We introduce a mathematical framework for the linear representation hypothesis (LRH), which asserts that intermediate layers of language models store features linearly. We separate the hypothesis into two claims: linear representation (features are linearly embedded in neuron activations) and linear accessibility (features can be linearly decoded). We then ask: How many neurons $d$ suffice to both linearly represent and linearly access $m$ features? Classical results in compressed sensing imply that for $k$-sparse inputs, $d = O(k\log (m/k))$ suffices if we allow non-linear decoding algorithms (Candes and Tao, 2006; Candes et al., 2006; Donoho, 2006). However, the additional requirement of linear decoding takes the problem out of the classical compressed sensing, into linear compressed sensing. Our main theoretical result establishes nearly-matching upper and lower bounds for linear compressed sensing. We prove that $d = Ω_ε(\frac{k^2}{\log k}\log (m/k))$ is required while $d = O_ε(k^2\log m)$ suffices. The lower bound establishes a quantitative gap between classical and linear compressed setting, illustrating how linear accessibility is a meaningfully stronger hypothesis than linear representation alone. The upper bound confirms that neurons can store an exponential number of features under the LRH, giving theoretical evidence for the "superposition hypothesis" (Elhage et al., 2022). The upper bound proof uses standard random constructions of matrices with approximately orthogonal columns. The lower bound proof uses rank bounds for near-identity matrices (Alon, 2003) together with Turán's theorem (bounding the number of edges in clique-free graphs). We also show how our results do and do not constrain the geometry of feature representations and extend our results to allow decoders with an activation function and bias.

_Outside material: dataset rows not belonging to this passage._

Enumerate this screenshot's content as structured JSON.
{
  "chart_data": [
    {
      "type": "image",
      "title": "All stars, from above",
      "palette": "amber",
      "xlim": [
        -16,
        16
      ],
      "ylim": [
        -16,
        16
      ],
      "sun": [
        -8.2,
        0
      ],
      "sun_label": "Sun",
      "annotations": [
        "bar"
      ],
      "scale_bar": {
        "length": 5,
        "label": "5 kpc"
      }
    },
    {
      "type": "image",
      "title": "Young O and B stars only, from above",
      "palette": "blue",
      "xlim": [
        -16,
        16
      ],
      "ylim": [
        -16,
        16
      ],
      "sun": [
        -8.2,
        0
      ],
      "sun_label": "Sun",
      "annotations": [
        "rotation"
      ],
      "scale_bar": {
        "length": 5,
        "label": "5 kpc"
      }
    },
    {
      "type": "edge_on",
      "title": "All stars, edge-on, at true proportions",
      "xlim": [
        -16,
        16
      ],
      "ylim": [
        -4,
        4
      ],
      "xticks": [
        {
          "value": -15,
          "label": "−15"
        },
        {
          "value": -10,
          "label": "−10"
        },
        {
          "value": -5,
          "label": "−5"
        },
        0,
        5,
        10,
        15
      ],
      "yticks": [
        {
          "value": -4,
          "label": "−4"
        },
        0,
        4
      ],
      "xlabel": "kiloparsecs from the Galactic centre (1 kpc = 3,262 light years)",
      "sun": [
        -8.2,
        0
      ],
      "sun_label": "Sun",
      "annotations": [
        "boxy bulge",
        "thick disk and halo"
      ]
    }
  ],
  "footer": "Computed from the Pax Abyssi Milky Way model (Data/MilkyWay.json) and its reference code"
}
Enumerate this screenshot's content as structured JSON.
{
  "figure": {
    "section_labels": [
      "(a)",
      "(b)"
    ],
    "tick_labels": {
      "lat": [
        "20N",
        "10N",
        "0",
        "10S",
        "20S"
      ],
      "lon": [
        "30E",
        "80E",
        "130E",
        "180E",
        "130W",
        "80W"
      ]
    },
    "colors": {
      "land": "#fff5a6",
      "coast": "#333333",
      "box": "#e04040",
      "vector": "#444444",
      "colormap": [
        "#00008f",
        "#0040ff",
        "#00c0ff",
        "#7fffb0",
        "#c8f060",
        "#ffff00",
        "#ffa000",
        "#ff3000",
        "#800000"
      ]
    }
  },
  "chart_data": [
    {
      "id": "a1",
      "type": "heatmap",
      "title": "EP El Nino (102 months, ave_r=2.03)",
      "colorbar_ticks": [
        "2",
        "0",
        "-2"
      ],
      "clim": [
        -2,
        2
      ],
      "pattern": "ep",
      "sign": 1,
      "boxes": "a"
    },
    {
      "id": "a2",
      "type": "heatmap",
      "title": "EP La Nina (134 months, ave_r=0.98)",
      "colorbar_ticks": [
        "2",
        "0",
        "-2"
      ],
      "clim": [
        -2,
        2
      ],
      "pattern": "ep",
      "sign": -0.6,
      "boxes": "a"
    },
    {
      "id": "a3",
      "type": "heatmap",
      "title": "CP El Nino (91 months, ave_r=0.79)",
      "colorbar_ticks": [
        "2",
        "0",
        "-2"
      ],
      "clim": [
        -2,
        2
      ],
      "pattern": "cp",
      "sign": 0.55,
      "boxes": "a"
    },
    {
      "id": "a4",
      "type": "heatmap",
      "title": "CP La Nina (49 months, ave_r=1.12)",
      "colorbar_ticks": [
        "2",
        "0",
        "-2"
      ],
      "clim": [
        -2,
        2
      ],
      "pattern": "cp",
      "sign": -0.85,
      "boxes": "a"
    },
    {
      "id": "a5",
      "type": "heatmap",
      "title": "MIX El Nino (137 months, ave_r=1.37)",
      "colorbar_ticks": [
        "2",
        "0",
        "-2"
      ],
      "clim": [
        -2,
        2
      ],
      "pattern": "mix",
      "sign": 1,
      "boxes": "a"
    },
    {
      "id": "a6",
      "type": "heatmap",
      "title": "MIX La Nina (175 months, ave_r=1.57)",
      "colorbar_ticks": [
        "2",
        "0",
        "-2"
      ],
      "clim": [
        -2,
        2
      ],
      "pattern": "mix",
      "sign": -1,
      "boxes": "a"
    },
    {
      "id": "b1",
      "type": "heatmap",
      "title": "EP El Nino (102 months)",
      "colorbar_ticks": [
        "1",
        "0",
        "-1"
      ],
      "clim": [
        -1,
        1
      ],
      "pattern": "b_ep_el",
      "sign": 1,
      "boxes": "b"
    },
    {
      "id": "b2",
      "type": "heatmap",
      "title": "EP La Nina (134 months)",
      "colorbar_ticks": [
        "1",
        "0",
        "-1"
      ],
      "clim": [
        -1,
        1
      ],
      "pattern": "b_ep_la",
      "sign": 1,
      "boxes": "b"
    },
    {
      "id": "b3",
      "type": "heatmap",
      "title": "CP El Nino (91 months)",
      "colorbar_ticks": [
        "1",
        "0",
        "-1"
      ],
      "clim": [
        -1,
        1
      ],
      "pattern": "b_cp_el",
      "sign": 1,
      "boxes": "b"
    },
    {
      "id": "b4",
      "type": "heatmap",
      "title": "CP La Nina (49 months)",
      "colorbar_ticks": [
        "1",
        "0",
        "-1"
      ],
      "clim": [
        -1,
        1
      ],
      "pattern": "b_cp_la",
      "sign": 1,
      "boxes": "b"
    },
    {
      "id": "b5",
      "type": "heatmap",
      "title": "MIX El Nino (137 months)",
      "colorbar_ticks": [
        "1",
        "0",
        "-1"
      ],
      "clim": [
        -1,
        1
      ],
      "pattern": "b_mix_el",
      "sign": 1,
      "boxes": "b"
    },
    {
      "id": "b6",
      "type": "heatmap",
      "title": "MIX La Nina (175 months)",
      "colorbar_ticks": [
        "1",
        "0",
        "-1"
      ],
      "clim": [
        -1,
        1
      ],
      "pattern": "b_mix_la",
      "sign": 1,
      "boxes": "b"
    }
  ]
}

翻译：我们提出了线性表示假设（LRH）的数学框架，该假设断言语言模型的中间层以线性方式存储特征。我们将该假设分解为两个主张：线性表示（特征线性嵌入于神经元激活中）与线性可访问性（特征可通过线性方式解码）。随后我们探讨：需要多少神经元 $d$ 才能同时实现 $m$ 个特征的线性表示与线性访问？压缩感知的经典结果表明，对于 $k$-稀疏输入，若允许非线性解码算法，则 $d = O(k\log (m/k))$ 已足够（Candes and Tao, 2006; Candes et al., 2006; Donoho, 2006）。然而，线性解码的附加要求使该问题脱离了经典压缩感知范畴，进入线性压缩感知领域。我们的主要理论结果建立了线性压缩感知近乎匹配的上下界。我们证明需要 $d = Ω_ε(\frac{k^2}{\log k}\log (m/k))$，而 $d = O_ε(k^2\log m)$ 即足够。下界确立了经典压缩与线性压缩设定间的量化差距，说明线性可访问性是比单纯线性表示更强意义的假设。上界证实了在LRH下神经元可存储指数级数量的特征，为"叠加假设"（Elhage et al., 2022）提供了理论依据。上界证明采用了具有近似正交列的标准随机矩阵构造法。下界证明结合了近单位矩阵的秩界（Alon, 2003）与图兰定理（用于限定无团图中的边数）。我们还展示了研究结果如何约束特征表示的几何结构及其局限性，并将结论扩展至允许解码器包含激活函数与偏置项的情形。